Erleichtert seufzend schloss er die Tür hinter sich. Die Stille war wirklich angenehm. Hoffentlich kam Clementine nicht auch noch auf die Idee ihm zu folgen. Kopfschüttelnd begann er nach seiner Tasche zu suchen, die er gestern hier irgendwo abgelegt haben musste. Was war nur mit allen los? Seit er hier in der Winters Academy angekommen war, hatte er keine ruhige Minute mehr gehabt. Erst Ray und jetzt auch noch Clementine. So viel Action war er nicht gewohnt. Als schüchterner Außenseiter war damals an der Jefferson High nichtmal annähernd so viel passiert. Noch war er sich nicht sicher, ob er diesen Wandel als gut oder schlecht einstufen sollte.
Nachdem Feivel seine Tasche unter dem Bett gefunden hatte, stopfte er schnell noch einen Block und ein paar lose Stifte hinein. Danach trat er wieder in den Flur. Er hatte vor, sich zum Computerraum zu schleichen, denn die bescheuerten Pflanzensteckbriefe für Dr. Baker kopierten sich nicht von alleine. Umso besser, wenn ihm auf diese Weise einem weiteren Gespräch mit Clementine entging.
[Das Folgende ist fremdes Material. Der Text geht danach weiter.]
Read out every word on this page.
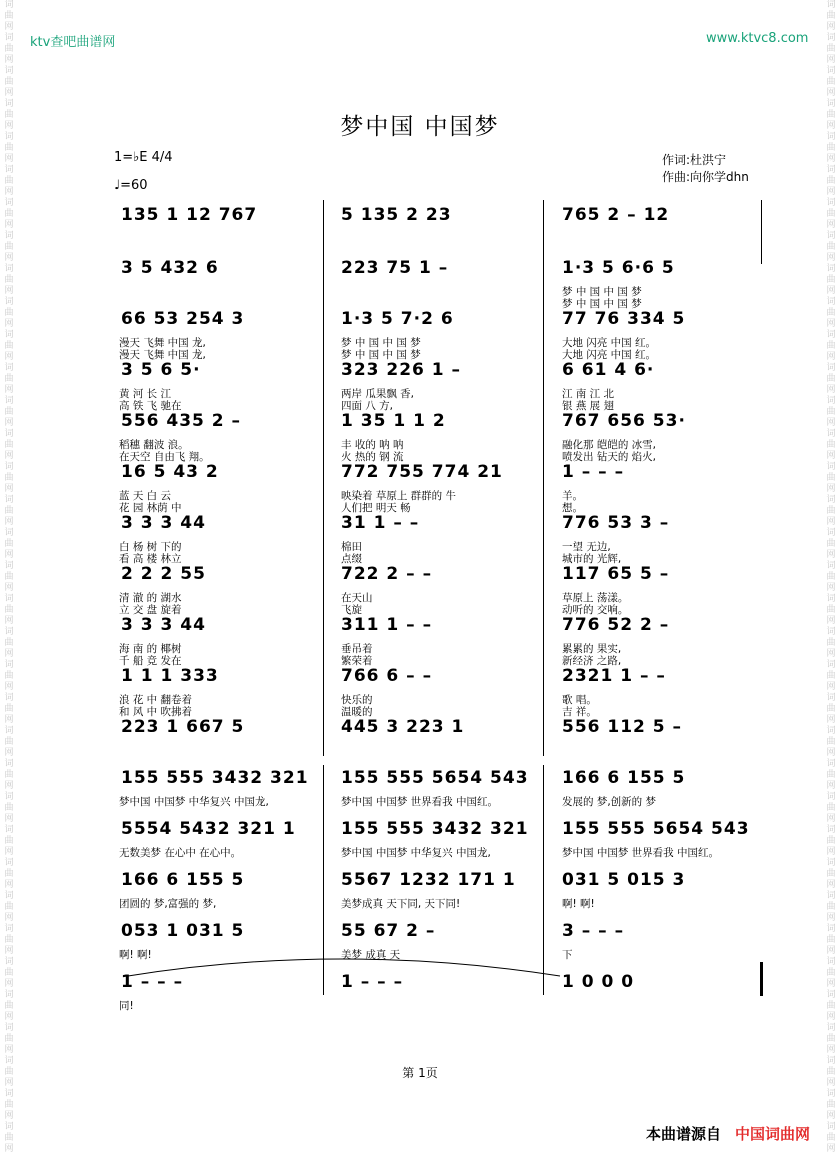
词曲网词曲网词曲网词曲网词曲网词曲网词曲网词曲网词曲网词曲网词曲网词曲网词曲网词曲网词曲网词曲网词曲网词曲网词曲网词曲网词曲网词曲网词曲网词曲网词曲网词曲网词曲网词曲网词曲网词曲网词曲网词曲网词曲网词曲网词曲网
词曲网词曲网词曲网词曲网词曲网词曲网词曲网词曲网词曲网词曲网词曲网词曲网词曲网词曲网词曲网词曲网词曲网词曲网词曲网词曲网词曲网词曲网词曲网词曲网词曲网词曲网词曲网词曲网词曲网词曲网词曲网词曲网词曲网词曲网词曲网
ktv查吧曲谱网	www.ktvc8.com
梦中国 中国梦
1=♭E 4/4
♩=60
作词:杜洪宁
作曲:向你学dhn
135 1 12 767	5 135 2 23	765 2 – 12
3 5 432 6	223 75 1 –	1·3 5 6·6 5
梦 中 国 中 国 梦
梦 中 国 中 国 梦
66 53 254 3	1·3 5 7·2 6	77 76 334 5
漫天 飞舞 中国 龙,
漫天 飞舞 中国 龙,
梦 中 国 中 国 梦
梦 中 国 中 国 梦
大地 闪亮 中国 红。
大地 闪亮 中国 红。
3 5 6 5·	323 226 1 –	6 61 4 6·
黄 河 长 江
高 铁 飞 驰在
两岸 瓜果飘 香,
四面 八 方,
江 南 江 北
银 燕 展 翅
556 435 2 –	1 35 1 1 2	767 656 53·
稻穗 翻波 浪。
在天空 自由飞 翔。
丰 收的 呐 呐
火 热的 钢 流
融化那 皑皑的 冰雪,
喷发出 钻天的 焰火,
16 5 43 2	772 755 774 21	1 – – –
蓝 天 白 云
花 园 林荫 中
映染着 草原上 群群的 牛
人们把 明天 畅
羊。
想。
3 3 3 44	31 1 – –	776 53 3 –
白 杨 树 下的
看 高 楼 林立
棉田
点缀
一望 无边,
城市的 光辉,
2 2 2 55	722 2 – –	117 65 5 –
清 澈 的 湖水
立 交 盘 旋着
在天山
飞旋
草原上 荡漾。
动听的 交响。
3 3 3 44	311 1 – –	776 52 2 –
海 南 的 椰树
千 船 竞 发在
垂吊着
繁荣着
累累的 果实,
新经济 之路,
1 1 1 333	766 6 – –	2321 1 – –
浪 花 中 翻卷着
和 风 中 吹拂着
快乐的
温暖的
歌 唱。
吉 祥。
223 1 667 5	445 3 223 1	556 112 5 –
155 555 3432 321 155 555 5654 543 166 6 155 5
梦中国 中国梦 中华复兴 中国龙,	梦中国 中国梦 世界看我 中国红。	发展的 梦,创新的 梦
5554 5432 321 1	155 555 3432 321 155 555 5654 543
无数美梦 在心中 在心中。	梦中国 中国梦 中华复兴 中国龙,	梦中国 中国梦 世界看我 中国红。
166 6 155 5	5567 1232 171 1	031 5 015 3
团圆的 梦,富强的 梦,	美梦成真 天下同, 天下同!	啊! 啊!
053 1 031 5	55 67 2 –	3 – – –
啊! 啊!	美梦 成真 天	下
1 – – –	1 – – –	1 0 0 0
同!
第 1页
本曲谱源自 中国词曲网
Leise huschte Feivel die Stufen hinab. Obwohl die ganze Situation irgendwie seltsam und anstrengend war, fühlte er sich dennoch so lebendig wie noch nie.
Aufgeregt klopfte das Herz in seiner Brust, als er eilig galoppierend den Hof überquerte. Unwillkürlich schlich sich ein Grinsen auf sein Gesicht. Er war definitiv die richtig Entscheidung gewesen, diese Uni zu besuchen. Sein Leben hatte eine Wendung genommen. Endlich war er aus seiner langweiligen Welt entkommen und da angelangt, wo er schon immer hingehörte. Das konnten ihm weder eine aufdringliche Clementine, noch der wütende Ray kaputt machen.